L’Italia è decisamente entrata nell’epoca di un rinnovato femminismo, testimoniato da una forte attenzione dell’opinione pubblica e dei nostri punti di riferimento culturali all'emancipazione delle donne, alle minoranze non rappresentate, alla questione e alla violenza di genere e al discorso sul corpo non conforme agli stereotipi di massa. Moltissime sono le pubblicazioni divulgative italiane dell’ultimo anno, cartacee e online, al riguardo; solo per citarne alcune: Bastava chiedere! 10 storie di femminismo quotidiano e Stai zitta e altre nove frasi che non vogliamo sentire più di Michela Murgia; Poverine. Come non si racconta un femminicidio, l’ebook di Carlotta Vagnoli; Manuale per ragazze rivoluzionarie. Perché il femminismo ci rende felici di Giulia Blasi; Belle di faccia. Tecniche per ribellarsi ad un mondo grassofobico di Chiara Meloni e Mara Mibelli; Parità in pillole di Chiara Facheris; Perché il femminismo serve anche agli uomini di Lorenzo Gasparrini; Questioni di un certo genere a cura di Arianna Cavallo, Ludovica Lugli e Massimo Prearo, e molte altre...
Proprio perché la lingua che parliamo riflette il nostro mondo, la questione di genere si è prepotentemente messa al centro anche del dibattito linguistico, ponendo dubbi su come comportarsi, non solo nei fatti, ma anche a parole. La società si sta interrogando sia sull’uso dei nomi professionali femminili che fino a pochi anni fa non erano considerati abituali, come sindaca, avvocata, ministra e magistrata, sia sulla terminologia più accurata per trattare con sensibilità e rispetto la delicata questione delle identità sessuali. Come saprete, il dibattito sulla stampa e online è accesissimo soprattutto sul tema dell’uso di simboli – come l’asterisco o lo schwa (*, ə) – proposti per “opacizzare” le desinenze maschili e femminili nel tentativo di presentare una lingua più inclusiva nei confronti delle persone non binarie, ossia che “non si riconoscono nella costruzione binaria del genere maschile/femminile”. La questione è estremamente complessa, ma allo stesso tempo interessantissima quindi, per chiarirvi le idee, vi rimandiamo ad una recente e accurata analisi scritta da Paolo D’Achille per l’Accademia della Crusca, riportata in questo articolo.
Speriamo di poter essere a nostro modo utili segnalando, brevemente, anche qualche espressione attualmente ricorrente nella comunicazione della questione di genere, il cui significato potrebbe essere meno familiare, ma che non per questo è meno degna di nota.
Con femminismo intersezionale, ad esempio, s’intende un movimento che presta attenzione a tutte le categorie di persone (non solo donne) oppresse da un sistema che tende a determinare ciò che è o non è “normale e accettabile”. La definizione di intersezionale deriva dalla geometria, dove l’intersezione è l’incrocio tra le assi di un piano cartesiano (che in questo caso corrispondono a sesso, razza, orientamento sessuale, abilità, magrezza, ecc.): seguendo le assi si percorre una “gerarchia dell’oppressione”, dove chi si trova all’intersezione è la persona meno conforme agli standard e quindi più a rischio di subire discriminazione o violenza.

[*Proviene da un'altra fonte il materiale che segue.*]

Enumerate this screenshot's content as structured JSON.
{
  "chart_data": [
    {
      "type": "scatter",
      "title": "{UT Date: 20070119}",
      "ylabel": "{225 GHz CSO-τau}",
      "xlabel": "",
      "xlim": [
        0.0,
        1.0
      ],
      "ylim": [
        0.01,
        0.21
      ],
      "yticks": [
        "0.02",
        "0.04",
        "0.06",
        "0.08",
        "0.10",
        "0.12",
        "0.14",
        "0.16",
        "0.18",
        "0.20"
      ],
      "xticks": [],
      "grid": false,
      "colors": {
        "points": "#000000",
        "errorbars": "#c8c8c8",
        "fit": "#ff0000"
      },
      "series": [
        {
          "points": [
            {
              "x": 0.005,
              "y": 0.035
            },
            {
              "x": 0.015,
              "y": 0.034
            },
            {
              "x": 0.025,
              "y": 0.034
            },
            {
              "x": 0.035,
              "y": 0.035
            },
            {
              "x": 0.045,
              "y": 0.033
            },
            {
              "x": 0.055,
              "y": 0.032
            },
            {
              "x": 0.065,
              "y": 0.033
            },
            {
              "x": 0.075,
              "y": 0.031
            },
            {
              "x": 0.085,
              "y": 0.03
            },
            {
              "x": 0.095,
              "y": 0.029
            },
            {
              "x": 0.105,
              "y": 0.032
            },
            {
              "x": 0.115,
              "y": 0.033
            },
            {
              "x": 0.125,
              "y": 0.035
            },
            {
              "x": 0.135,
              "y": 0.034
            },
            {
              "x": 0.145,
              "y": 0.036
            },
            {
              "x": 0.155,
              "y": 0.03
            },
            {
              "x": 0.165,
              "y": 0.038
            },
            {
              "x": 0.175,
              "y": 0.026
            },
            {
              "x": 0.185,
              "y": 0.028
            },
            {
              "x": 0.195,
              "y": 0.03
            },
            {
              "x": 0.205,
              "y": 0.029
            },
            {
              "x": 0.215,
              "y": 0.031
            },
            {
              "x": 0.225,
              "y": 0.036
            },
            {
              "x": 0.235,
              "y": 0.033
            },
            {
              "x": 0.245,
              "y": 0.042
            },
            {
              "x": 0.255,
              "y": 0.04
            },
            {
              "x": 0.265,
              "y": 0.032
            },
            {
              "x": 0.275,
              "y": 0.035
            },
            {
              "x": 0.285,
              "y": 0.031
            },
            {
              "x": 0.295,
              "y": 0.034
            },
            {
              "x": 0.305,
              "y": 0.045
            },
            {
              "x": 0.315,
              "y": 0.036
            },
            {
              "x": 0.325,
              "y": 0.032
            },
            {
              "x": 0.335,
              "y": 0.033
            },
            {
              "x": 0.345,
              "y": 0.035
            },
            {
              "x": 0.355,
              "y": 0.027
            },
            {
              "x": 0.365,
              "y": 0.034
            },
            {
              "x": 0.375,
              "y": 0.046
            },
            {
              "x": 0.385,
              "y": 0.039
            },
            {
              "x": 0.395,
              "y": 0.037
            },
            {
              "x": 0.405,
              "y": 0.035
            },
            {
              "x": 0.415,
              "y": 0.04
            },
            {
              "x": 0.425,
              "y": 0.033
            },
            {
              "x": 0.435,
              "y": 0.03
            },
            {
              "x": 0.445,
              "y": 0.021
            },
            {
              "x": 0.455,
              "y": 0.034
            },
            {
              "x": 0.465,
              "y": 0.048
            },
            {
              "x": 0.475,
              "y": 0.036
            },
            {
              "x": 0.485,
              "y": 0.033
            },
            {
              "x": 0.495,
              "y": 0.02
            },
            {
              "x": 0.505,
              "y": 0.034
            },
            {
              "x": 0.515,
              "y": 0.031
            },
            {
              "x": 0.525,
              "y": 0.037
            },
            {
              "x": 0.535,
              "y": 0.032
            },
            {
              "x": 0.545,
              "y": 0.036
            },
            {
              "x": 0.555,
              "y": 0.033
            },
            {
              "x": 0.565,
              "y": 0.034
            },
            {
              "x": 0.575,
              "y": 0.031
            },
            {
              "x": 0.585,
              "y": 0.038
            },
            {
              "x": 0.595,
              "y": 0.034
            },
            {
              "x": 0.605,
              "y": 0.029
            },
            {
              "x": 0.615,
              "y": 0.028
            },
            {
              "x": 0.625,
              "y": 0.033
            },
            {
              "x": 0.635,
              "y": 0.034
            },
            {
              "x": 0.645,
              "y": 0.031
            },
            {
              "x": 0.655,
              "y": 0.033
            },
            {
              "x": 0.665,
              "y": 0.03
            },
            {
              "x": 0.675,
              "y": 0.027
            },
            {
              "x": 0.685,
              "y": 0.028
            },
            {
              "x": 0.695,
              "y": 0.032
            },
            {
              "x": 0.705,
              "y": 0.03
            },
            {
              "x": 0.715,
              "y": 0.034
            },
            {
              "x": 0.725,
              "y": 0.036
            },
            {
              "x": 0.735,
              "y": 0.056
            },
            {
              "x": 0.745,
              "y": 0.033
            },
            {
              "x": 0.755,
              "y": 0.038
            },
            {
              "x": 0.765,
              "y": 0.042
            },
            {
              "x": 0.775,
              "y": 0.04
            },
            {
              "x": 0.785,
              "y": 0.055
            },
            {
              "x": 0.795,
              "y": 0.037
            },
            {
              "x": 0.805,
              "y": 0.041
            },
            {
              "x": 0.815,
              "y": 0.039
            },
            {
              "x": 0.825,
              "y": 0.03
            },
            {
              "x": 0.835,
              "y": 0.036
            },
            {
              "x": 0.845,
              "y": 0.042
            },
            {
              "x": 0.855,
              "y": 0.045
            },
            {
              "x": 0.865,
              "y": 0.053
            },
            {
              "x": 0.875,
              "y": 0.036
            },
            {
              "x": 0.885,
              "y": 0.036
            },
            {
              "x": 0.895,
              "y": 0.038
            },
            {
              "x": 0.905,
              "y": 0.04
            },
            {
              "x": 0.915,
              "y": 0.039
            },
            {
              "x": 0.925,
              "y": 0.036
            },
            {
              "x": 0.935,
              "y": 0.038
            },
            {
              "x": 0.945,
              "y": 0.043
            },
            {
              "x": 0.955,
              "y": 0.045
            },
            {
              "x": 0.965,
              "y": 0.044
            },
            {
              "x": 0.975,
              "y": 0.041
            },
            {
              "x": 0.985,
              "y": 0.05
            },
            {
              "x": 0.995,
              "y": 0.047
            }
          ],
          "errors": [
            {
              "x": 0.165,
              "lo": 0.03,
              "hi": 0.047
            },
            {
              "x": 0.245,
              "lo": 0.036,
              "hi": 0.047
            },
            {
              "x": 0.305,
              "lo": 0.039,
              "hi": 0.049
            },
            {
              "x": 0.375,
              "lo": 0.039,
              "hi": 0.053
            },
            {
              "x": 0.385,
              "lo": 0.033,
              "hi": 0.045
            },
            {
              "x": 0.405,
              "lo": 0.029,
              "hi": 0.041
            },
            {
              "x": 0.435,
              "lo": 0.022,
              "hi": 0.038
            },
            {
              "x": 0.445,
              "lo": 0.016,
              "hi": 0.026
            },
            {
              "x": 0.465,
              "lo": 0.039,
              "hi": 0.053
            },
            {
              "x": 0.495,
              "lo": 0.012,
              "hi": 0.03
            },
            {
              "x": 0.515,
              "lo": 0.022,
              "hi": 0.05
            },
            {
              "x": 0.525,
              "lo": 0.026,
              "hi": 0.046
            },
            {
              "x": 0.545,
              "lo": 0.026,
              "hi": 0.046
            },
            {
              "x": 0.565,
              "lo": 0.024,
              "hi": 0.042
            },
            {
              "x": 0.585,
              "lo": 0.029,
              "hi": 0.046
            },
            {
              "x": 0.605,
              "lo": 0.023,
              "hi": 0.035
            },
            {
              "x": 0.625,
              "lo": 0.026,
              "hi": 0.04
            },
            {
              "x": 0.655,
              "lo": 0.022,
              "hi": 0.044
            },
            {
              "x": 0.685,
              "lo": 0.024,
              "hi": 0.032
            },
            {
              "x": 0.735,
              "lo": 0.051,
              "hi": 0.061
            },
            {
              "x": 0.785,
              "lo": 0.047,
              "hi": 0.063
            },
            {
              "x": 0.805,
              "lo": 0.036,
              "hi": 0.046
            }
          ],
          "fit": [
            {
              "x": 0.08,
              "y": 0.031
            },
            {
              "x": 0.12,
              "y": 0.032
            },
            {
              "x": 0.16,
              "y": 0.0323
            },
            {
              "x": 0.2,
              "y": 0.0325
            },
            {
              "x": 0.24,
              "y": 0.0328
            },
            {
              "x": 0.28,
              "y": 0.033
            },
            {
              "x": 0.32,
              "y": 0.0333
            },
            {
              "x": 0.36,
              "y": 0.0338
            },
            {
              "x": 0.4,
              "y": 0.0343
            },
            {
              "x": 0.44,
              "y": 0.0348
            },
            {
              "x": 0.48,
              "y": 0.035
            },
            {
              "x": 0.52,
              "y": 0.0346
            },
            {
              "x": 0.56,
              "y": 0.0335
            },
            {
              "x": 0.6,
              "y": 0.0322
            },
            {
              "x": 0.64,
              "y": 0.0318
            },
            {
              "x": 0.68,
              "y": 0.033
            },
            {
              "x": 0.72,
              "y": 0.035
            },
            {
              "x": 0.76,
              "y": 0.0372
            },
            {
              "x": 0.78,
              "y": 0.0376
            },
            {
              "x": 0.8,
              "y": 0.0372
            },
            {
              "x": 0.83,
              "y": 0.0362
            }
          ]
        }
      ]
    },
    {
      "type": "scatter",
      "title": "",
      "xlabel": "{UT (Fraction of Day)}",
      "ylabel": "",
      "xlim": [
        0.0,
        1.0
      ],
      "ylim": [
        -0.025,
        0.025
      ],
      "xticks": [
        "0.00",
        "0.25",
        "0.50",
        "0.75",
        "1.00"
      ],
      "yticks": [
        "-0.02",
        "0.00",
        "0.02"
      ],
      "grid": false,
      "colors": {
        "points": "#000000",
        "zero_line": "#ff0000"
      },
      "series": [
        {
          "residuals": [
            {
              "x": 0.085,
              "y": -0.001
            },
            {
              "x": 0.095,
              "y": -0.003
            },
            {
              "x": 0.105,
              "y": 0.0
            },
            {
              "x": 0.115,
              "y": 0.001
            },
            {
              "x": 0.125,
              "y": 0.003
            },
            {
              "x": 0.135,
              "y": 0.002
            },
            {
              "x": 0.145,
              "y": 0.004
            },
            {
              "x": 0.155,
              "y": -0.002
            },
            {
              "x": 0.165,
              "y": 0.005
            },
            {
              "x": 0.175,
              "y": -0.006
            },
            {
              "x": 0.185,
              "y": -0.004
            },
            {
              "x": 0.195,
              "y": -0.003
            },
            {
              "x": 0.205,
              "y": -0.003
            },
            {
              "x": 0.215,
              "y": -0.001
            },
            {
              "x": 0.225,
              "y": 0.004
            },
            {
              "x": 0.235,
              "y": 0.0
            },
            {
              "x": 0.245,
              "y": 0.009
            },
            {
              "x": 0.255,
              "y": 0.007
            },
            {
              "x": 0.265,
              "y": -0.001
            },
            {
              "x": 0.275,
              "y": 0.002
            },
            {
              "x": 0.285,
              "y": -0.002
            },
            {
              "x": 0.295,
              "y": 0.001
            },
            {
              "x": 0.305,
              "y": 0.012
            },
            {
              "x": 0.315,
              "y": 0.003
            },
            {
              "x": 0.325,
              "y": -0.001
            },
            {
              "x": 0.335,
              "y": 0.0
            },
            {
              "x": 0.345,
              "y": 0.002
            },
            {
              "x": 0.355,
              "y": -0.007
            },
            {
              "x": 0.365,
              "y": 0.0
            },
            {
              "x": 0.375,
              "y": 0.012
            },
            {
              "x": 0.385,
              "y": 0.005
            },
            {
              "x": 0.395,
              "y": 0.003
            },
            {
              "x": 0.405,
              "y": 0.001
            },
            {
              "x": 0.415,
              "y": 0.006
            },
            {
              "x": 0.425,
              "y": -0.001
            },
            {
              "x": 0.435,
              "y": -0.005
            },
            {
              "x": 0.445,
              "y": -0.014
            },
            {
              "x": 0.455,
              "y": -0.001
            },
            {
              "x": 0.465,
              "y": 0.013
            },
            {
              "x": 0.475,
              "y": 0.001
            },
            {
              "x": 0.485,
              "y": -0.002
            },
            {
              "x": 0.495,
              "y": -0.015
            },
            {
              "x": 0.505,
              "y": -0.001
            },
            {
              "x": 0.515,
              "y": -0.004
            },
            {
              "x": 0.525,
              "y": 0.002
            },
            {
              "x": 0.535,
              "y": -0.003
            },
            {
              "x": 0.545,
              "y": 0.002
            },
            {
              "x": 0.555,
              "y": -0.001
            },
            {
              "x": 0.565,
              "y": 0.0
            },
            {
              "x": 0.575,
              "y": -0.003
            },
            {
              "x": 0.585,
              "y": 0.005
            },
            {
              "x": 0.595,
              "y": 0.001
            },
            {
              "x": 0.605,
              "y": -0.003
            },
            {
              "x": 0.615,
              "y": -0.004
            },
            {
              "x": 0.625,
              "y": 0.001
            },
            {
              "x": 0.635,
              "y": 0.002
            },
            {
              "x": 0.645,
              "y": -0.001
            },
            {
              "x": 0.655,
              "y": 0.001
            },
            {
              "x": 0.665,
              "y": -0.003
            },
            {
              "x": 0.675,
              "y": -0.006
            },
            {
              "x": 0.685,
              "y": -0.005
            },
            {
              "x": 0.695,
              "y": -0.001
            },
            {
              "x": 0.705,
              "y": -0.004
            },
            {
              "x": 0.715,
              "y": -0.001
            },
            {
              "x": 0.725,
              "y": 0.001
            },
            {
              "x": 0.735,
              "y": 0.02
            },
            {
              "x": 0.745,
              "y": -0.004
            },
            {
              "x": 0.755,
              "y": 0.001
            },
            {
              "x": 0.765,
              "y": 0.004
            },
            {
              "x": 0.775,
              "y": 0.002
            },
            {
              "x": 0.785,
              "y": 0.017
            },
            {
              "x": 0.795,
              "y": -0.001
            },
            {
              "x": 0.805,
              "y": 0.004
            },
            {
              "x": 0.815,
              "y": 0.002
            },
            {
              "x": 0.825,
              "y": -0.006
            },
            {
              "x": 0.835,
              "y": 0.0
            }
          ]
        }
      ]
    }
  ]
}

Ad esempio, una donna povera, grassa, omosessuale, disabile e di colore, è considerata più a rischio rispetto ad un ricco uomo bianco, magro, abile ed eterosessuale.
Ampliamo l’elenco con i termini cisgender o cisgenere e transgender o transgenere. Con queste parole identifichiamo, rispettivamente, “una persona che si riconosce nel proprio sesso biologico” e “una persona che si riconosce nel sesso biologico opposto o in un genere intermedio tra maschile e femminile”. Entrambi i vocaboli rispolverano le nostre conoscenze di latino, essendo composti dai prefissi lat cis- “al di qua, all’interno” e trans- “al di là, oltre”. Altri due composti basati sull’inglese gender “genere sessuale” sono genderqueer (queer vuol dire “obliquo”) “persona che non si riconosce in uno schema binario di genere”, genderfluid “persona che passa in modo fluido da un polo all’altro del sistema binario di genere” e gender questioning “persona che si interroga sulla sua identità di genere”.
Terminiamo con l’immancabile patriarcato, parola di derivazione classica con il significato di “capostipite di una famiglia” e usata già nell’Ottocento per indicare “una società basata sull’autorità paterna e la trasmissione dei diritti ai membri maschili”. In ottica femminista, è proprio la cultura patriarcale ad aver relegato la donna ad un ruolo di subordinazione e inferiorità. E voi, che nuove parole avete incontrato sulla questione di genere?